The Health Department said that while incorrect results were given over the phone, the correct test results were reported into their surveillance system and were included in statewide testing numbers and the state’s contact tracing system. The state’s health department also said they wanted to assure the public that this was not an error that occurred on site at the Walgreens testing sites. 

12:02 a.m. ET, July 25, 2020

Former US disease control chief says it's important to be honest with people about the risks of a vaccine

From CNN’s Shelby Lin Erdman

Former Director of the Centers for Disease Control and Prevention Dr. Tom Frieden uses hand sanitizer during a hearing on May 6 in Washington.
Former Director of the Centers for Disease Control and Prevention Dr. Tom Frieden uses hand sanitizer during a hearing on May 6 in Washington. Alex Wong/Getty Images

The first concern with a vaccine to prevent coronavirus infection will be safety, former Centers for Disease Control and Prevention director Dr.

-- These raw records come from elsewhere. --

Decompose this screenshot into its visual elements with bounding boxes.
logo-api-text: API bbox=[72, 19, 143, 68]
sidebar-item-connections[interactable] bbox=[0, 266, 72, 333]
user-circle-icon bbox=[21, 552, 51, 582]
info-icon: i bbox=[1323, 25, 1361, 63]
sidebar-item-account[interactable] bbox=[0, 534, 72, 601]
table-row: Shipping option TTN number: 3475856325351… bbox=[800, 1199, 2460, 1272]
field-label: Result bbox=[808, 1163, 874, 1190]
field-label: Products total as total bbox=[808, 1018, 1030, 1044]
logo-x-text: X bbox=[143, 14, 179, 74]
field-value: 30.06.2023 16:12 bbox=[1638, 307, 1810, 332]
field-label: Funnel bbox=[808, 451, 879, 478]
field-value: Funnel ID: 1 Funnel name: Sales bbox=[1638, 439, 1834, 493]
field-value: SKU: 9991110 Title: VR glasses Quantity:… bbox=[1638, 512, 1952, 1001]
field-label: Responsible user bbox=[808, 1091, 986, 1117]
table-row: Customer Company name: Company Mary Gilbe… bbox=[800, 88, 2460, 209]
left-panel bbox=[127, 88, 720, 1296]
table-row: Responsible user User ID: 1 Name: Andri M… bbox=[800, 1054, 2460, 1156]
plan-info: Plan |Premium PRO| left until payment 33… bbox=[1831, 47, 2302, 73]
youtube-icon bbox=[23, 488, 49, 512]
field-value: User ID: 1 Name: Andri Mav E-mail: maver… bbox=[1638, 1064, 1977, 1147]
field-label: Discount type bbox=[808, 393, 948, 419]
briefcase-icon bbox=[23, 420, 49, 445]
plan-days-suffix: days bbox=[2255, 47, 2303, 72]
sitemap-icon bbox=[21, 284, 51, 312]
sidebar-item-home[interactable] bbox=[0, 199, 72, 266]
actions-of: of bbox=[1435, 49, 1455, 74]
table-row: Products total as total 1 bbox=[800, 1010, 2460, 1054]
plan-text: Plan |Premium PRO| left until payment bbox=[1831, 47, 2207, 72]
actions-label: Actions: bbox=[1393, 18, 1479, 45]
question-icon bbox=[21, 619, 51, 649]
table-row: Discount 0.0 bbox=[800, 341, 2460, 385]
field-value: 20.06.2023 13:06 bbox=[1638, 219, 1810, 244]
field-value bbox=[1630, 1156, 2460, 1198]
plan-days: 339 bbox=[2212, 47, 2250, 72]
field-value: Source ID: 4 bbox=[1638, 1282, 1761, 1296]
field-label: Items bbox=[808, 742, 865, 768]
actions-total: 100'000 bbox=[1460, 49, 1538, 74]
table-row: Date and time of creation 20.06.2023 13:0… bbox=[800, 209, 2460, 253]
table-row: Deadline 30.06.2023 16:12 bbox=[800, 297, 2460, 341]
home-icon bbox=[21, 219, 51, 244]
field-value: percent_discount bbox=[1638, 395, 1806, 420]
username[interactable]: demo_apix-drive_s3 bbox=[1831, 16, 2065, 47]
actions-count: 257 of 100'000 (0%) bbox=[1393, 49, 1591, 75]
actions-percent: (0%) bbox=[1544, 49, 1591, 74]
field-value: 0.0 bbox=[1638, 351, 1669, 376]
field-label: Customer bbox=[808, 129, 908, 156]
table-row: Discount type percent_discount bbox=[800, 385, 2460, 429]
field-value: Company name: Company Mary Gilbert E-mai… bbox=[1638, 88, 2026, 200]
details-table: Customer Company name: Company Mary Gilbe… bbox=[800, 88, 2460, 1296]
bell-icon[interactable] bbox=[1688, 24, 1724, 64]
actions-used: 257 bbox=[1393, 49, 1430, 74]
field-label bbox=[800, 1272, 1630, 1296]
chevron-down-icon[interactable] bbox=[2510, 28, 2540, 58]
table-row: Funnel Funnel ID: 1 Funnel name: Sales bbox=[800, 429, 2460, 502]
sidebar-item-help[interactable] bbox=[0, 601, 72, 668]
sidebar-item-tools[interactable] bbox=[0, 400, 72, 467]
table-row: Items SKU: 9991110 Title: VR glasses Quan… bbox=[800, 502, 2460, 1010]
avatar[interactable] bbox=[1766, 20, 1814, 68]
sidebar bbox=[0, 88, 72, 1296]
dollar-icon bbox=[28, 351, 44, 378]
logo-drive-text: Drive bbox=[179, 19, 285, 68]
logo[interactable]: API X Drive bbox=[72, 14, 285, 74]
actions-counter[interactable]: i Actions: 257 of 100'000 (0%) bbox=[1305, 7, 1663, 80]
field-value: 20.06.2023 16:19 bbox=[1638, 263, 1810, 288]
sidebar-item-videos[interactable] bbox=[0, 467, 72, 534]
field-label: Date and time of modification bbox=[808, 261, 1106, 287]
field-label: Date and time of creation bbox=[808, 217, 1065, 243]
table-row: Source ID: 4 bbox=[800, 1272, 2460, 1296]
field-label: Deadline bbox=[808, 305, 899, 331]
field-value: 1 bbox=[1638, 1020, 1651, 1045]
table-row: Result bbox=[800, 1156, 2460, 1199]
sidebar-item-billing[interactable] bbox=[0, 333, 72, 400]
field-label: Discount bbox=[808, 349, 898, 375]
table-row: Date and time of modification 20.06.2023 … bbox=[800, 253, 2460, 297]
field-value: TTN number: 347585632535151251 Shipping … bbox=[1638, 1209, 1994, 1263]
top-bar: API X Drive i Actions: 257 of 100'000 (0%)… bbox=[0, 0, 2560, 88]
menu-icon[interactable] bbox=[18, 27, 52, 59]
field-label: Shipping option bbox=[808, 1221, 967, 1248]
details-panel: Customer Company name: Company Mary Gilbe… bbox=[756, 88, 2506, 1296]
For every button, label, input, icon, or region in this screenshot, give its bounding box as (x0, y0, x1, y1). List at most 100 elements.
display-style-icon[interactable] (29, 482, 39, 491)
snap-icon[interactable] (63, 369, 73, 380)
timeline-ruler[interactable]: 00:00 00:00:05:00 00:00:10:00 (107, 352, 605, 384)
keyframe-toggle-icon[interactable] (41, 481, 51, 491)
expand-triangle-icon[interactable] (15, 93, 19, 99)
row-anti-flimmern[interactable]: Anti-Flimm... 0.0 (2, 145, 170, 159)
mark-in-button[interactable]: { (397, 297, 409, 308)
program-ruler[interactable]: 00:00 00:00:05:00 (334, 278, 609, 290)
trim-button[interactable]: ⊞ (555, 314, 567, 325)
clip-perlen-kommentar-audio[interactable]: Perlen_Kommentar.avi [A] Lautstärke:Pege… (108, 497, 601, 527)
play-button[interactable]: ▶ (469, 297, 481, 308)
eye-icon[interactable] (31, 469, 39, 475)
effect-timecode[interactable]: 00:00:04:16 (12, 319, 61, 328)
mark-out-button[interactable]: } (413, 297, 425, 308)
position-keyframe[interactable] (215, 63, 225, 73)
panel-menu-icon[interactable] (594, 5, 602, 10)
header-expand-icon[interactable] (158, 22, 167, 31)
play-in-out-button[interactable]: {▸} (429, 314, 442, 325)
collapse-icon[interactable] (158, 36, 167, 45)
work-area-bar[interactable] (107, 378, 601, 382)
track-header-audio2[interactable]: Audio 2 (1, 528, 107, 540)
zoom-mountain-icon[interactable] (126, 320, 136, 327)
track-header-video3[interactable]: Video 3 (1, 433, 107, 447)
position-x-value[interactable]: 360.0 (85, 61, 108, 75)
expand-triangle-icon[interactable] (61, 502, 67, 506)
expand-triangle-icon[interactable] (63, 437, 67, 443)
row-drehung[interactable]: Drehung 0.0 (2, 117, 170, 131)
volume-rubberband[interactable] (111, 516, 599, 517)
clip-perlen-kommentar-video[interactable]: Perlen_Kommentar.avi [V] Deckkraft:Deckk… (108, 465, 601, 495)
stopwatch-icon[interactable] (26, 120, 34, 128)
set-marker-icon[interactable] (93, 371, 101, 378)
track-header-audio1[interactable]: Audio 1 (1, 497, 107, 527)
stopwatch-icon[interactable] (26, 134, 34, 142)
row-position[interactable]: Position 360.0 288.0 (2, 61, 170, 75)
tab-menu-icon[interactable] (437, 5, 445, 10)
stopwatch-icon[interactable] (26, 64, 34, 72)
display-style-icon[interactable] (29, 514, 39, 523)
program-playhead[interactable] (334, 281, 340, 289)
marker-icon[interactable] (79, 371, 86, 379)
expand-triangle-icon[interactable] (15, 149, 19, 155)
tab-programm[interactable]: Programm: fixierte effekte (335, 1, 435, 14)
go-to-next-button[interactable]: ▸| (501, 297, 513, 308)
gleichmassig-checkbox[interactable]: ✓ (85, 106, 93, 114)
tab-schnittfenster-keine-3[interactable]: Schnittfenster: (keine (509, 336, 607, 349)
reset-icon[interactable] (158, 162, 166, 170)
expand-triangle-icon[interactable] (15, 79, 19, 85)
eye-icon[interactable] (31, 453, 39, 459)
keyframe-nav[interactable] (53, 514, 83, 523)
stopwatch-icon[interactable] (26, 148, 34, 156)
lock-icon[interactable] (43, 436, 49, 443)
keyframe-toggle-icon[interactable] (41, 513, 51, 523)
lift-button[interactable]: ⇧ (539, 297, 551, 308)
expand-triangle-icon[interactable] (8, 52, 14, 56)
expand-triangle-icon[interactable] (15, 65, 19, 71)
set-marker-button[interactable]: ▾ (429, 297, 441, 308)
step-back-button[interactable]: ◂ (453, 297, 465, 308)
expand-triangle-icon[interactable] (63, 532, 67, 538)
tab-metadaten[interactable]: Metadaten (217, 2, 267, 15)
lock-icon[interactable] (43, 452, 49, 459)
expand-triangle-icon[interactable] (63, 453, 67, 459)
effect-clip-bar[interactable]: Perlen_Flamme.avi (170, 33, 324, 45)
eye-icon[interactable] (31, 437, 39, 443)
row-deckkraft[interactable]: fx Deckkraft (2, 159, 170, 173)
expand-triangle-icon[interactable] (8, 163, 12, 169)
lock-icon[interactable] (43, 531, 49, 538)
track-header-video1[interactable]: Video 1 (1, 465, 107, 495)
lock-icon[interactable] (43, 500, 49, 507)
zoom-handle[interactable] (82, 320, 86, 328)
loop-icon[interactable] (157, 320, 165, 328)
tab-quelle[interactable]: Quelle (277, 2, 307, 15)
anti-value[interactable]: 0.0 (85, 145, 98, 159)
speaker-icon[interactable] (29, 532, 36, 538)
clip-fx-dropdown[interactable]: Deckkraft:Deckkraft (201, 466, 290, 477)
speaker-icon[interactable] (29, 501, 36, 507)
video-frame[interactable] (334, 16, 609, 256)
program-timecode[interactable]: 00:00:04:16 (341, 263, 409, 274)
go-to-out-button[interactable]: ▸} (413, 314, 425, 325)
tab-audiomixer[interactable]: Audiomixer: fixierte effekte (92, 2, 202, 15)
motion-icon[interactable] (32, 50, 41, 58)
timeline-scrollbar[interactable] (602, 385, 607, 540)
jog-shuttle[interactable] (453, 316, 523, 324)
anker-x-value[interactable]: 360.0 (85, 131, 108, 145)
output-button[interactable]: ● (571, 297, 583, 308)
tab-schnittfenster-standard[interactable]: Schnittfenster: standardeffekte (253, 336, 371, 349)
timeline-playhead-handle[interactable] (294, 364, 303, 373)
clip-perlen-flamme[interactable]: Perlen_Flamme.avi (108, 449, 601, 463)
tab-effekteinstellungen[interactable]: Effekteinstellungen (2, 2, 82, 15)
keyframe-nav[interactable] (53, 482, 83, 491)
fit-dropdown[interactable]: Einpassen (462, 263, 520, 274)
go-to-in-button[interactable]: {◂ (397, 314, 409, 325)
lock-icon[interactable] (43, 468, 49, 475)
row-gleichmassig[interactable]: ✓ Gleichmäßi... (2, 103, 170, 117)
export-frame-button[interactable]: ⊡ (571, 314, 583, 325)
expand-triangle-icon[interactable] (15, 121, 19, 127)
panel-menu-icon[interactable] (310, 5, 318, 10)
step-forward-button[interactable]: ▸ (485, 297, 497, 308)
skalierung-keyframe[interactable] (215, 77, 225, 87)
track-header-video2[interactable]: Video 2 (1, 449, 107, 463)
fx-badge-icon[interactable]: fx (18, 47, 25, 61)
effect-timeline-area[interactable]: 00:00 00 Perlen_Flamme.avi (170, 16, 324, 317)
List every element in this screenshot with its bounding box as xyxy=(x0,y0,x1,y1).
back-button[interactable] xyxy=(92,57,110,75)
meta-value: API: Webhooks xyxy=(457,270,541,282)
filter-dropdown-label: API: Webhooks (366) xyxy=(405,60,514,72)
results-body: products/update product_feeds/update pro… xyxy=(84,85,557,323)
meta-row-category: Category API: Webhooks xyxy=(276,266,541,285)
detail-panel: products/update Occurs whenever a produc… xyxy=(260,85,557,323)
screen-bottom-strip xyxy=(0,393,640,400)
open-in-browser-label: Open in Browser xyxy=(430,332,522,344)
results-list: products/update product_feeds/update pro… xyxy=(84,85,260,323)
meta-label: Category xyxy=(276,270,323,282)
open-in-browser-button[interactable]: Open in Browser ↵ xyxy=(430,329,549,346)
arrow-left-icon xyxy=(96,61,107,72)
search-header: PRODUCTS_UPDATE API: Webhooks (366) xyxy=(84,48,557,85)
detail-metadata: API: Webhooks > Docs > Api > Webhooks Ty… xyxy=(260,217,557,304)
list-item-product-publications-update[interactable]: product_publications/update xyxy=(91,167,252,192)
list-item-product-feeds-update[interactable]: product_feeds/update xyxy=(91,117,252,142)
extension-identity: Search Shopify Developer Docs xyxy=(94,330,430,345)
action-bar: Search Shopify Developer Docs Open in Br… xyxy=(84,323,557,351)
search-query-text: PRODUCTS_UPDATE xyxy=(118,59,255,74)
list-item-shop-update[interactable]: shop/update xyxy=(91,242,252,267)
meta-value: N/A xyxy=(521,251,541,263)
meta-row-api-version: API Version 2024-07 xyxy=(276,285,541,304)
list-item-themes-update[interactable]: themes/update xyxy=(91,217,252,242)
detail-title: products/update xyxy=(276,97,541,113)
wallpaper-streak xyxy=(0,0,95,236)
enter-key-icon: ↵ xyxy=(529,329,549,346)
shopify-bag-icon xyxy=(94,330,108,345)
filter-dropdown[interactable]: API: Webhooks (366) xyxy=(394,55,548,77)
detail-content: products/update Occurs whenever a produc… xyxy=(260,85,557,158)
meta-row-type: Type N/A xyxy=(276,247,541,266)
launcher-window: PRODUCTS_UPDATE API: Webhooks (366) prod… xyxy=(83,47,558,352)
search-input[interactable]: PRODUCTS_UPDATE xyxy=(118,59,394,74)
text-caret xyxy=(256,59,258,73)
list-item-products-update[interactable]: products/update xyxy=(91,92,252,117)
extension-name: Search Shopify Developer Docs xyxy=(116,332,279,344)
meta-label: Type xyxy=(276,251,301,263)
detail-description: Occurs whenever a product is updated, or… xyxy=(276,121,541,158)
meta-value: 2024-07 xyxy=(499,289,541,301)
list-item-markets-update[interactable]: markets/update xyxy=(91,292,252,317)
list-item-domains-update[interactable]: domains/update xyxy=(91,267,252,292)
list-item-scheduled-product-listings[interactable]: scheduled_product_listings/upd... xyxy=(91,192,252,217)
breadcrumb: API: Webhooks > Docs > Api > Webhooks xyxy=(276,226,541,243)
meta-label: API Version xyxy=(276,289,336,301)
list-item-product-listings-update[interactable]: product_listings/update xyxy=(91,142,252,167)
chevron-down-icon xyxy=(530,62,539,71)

Thomas Frieden said Friday.

“This is the first time we've had an anti-vaccine movement before we've had the vaccine,” Frieden said in a podcast sponsored by the online news site Axios.

That makes it important to be honest and open with people about the risks, he said. 

“There's already too much suspicion and hesitancy about vaccines, and the way to address that is to just say it like it is and be sure that we're saying what we're doing, when we're doing it, what we're learning, when we're learning it,” said Frieden, who is now the president of Resolve to Save Lives. 

One concern is a potential immune reaction to vaccination, he said. “Because some of the adverse outcomes from Covid-19 are immune-regulated, and that raises the theoretical concern that something like the Kawasaki-like illness that you're seeing in rare instances of childhood illness could be a rare adverse event of vaccination,” he said.

Frieden said if a coronavirus vaccine is approved, he’d get one. “If there’s enough vaccine enough to provide for essential workers and particularly health care workers first and it's demonstrated to be safe and effective, I'd be delighted to get vaccinated,” Frieden said.

“There are a lot of hurdles to get over before we actually have a vaccine available, proven to be effective, demonstrated to be safe and widely used,” he added. “First and foremost is safety and efficacy,” he said. “Does it work, how well, for whom, for how long and is it safe?”

So far 25 vaccines are in human trials around the world and 141 more are in preclinical trials, according to the World Health Organization.

But a vaccine will not be the only solution to the pandemic. “I think what we have to get past is the idea that there is one thing that’s going to make Covid go away,” Frieden said.